Change your writing environment.

An important part of your writing routine is keeping your physical writing space. Psychologically, it’s key to have a dedicated space where you write. But if you’re stuck in the writing doldrums, it can be very beneficial to change locations and sensory environments. Fresh surroundings can inspire and invigorate your writer’s brain. If you usually work indoors, try sitting on a park bench. If you’re used to being huddled away in a library, try working at a coffee shop. A time or two of radically altering your writing environment can give you traction to get out of a writing slump.

Exercise.

Yep, that right’s. Exercise is one of the most effective, proven ways to “wake up” the creative brain. There’s a reason most bestselling authors go for walks (sometimes for miles and hours) each day. Brain research by Stanford University has shown that walking increased creative output by 60%. So go for a 30-minute walk and let your brain mull what’s next in your writing.

Skip to the next chapter.

Often, less-experienced writers expect that the first words they put down will match the eloquent, visionary writing they imagined. And they’re harshly disappointed. The reality is much less lovely. Writers must just get the words down, awkward and disjointed as they may be, and then refine, refine, refine. If you find you’re stuck — really stuck — on a chapter and you just can’t seem to move forward, try skipping to the next chapter. Put a note in your manuscript saying, “Come back to this.” Then move on so you can make progress, unlovely as it may be. Many times, when you come back to the place that’s derailed you, you’ll be able to easily write the missing piece, and you may even find your writing isn’t as bad as you originally thought.

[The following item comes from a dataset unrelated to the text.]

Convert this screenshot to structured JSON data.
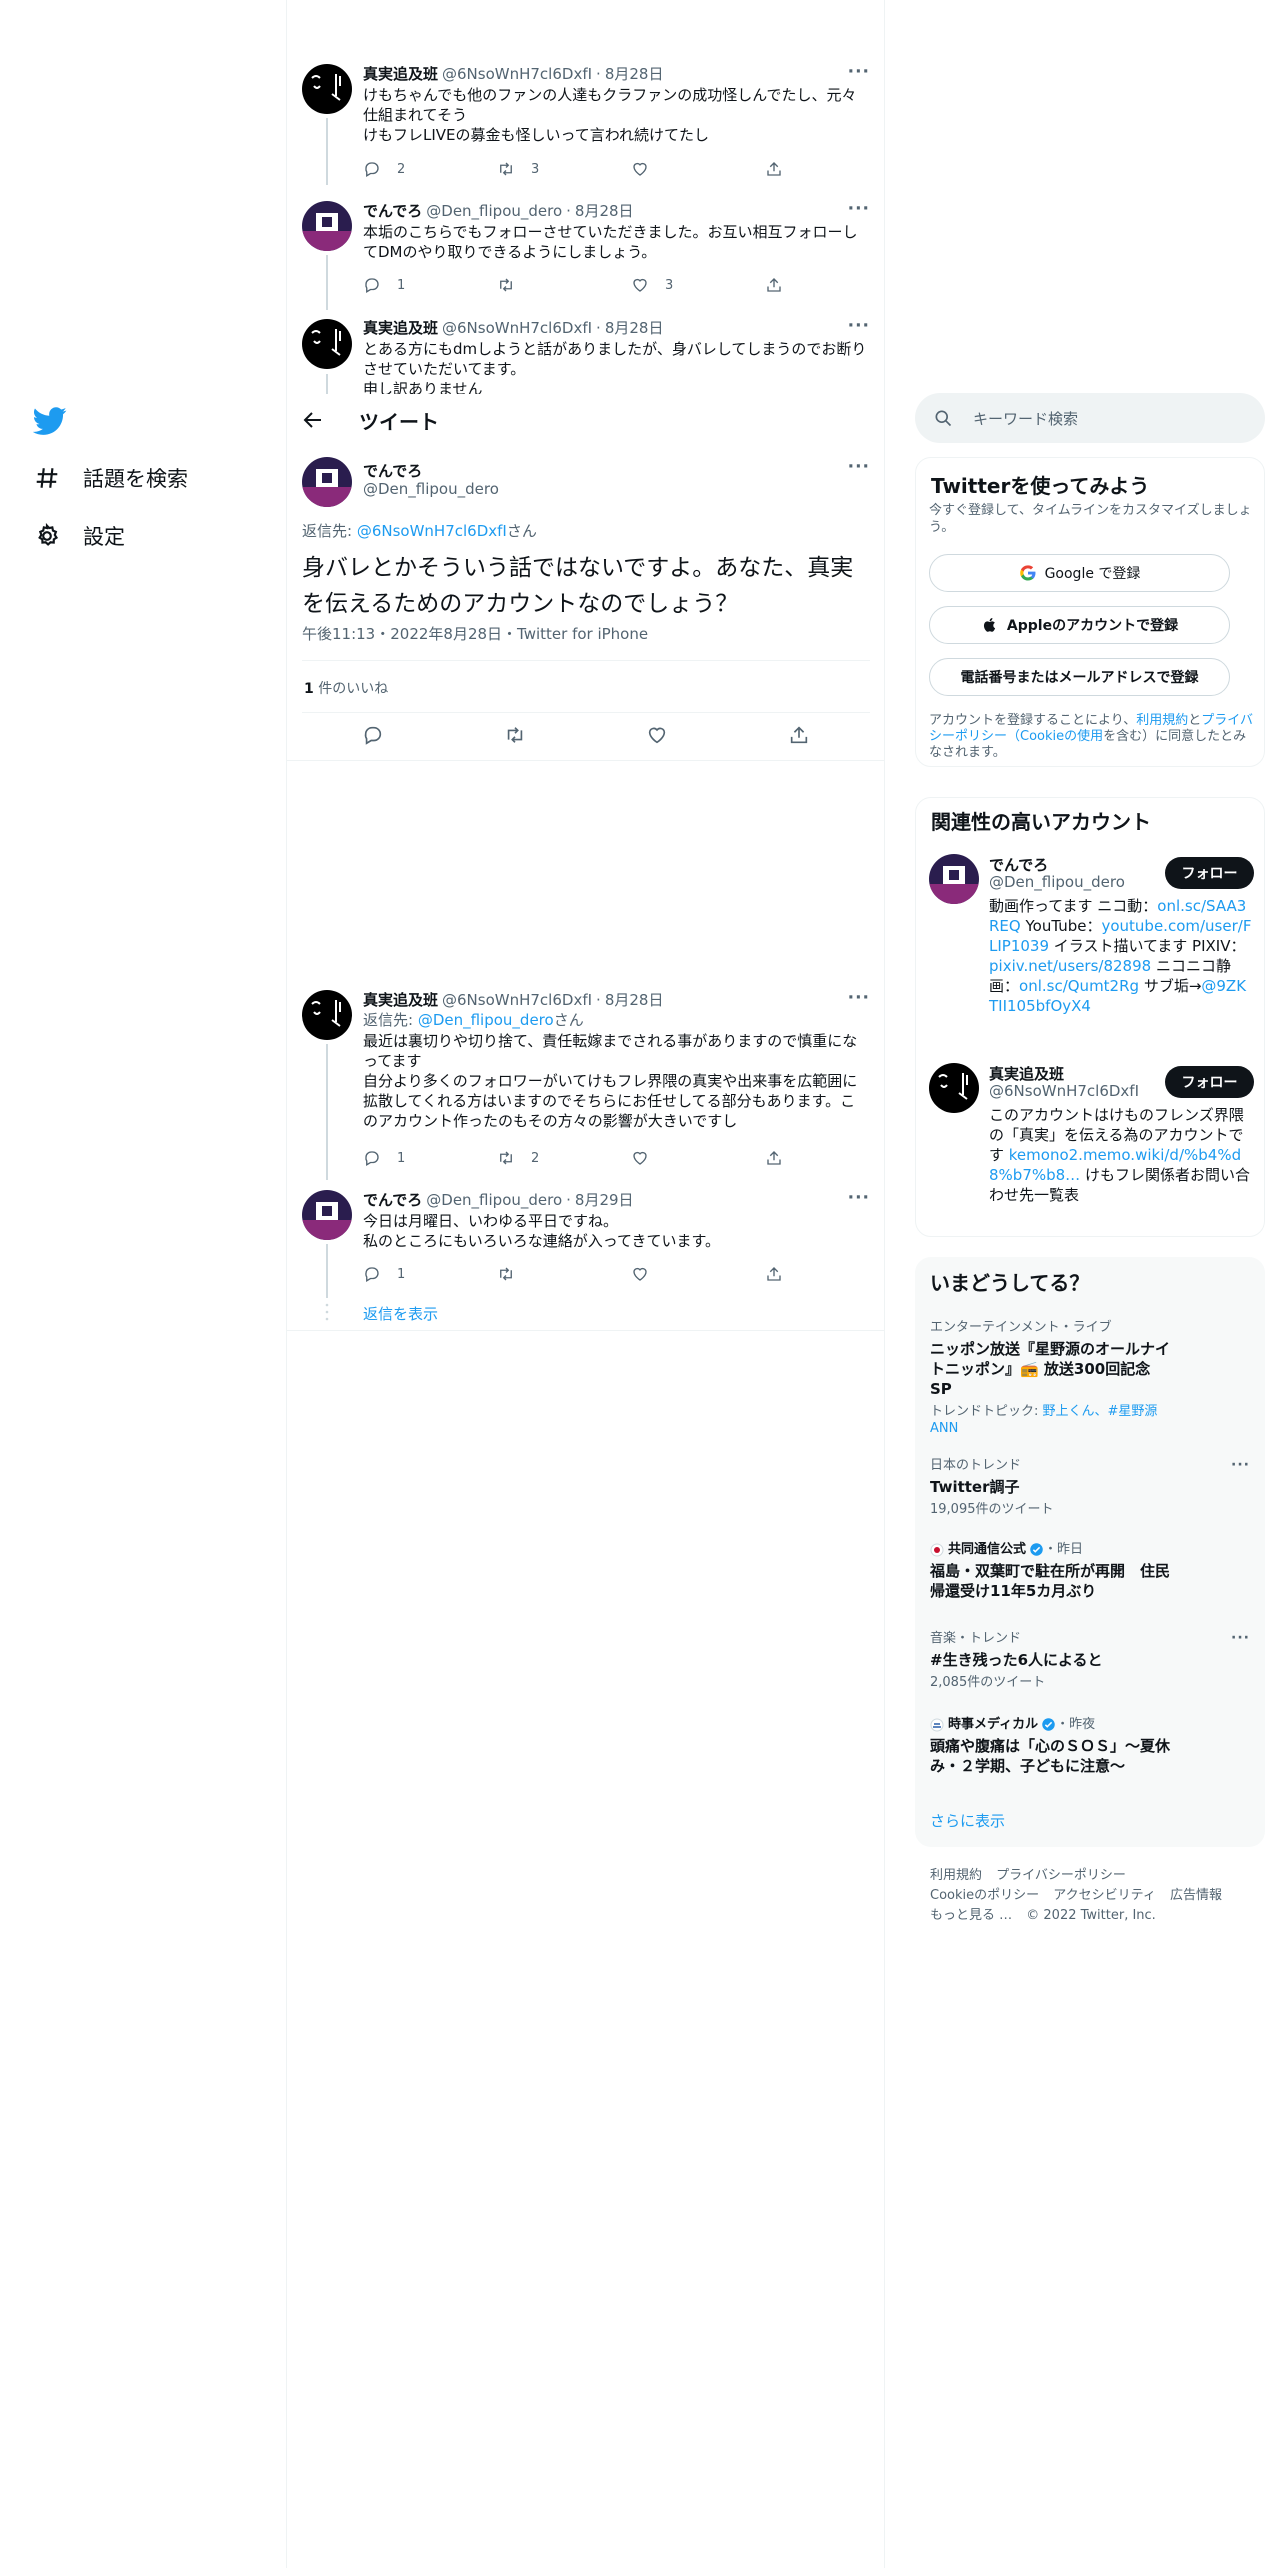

Realize that writing isn’t always writing.

Writing isn’t only the act of putting words on the page. It’s also researching, reading, interviewing, taking notes, outlining, editing, and thinking. Do you best to meet your daily word count goal. If you don’t, there are other ways to work on your writing. Divert your energy to those places, and know that as long as what you’re doing relates to your writing project, you are building toward it. And a bonus: Often going back and editing what you’ve already written will open the creative floodgates and push you through that next, daunting chapter.

Power through it.

Many seasoned writers will tell you there’s no such thing as writer’s block. Every writer stares at the blank page, sometimes for hours, but the work of writing requires you to push through the doldrums. This means not allowing yourself to sit and wallow in losing inspiration or decide you’re just not “feeling it.” Writing is hard work, and it’s easy to give up. But when you stick with a project day after day, then every day it gets easier to pick up where you left off and keep going. There will always be edits. There will always be patches of awful writing. And what you do get down may not be Pulitzer-prize worthy. But get it down you must. And you can. Even if it’s just a sentence or two.

These tips can help you break through writer’s block and keep moving on your manuscript. Don’t let the dreaded blank page derail you — or your message.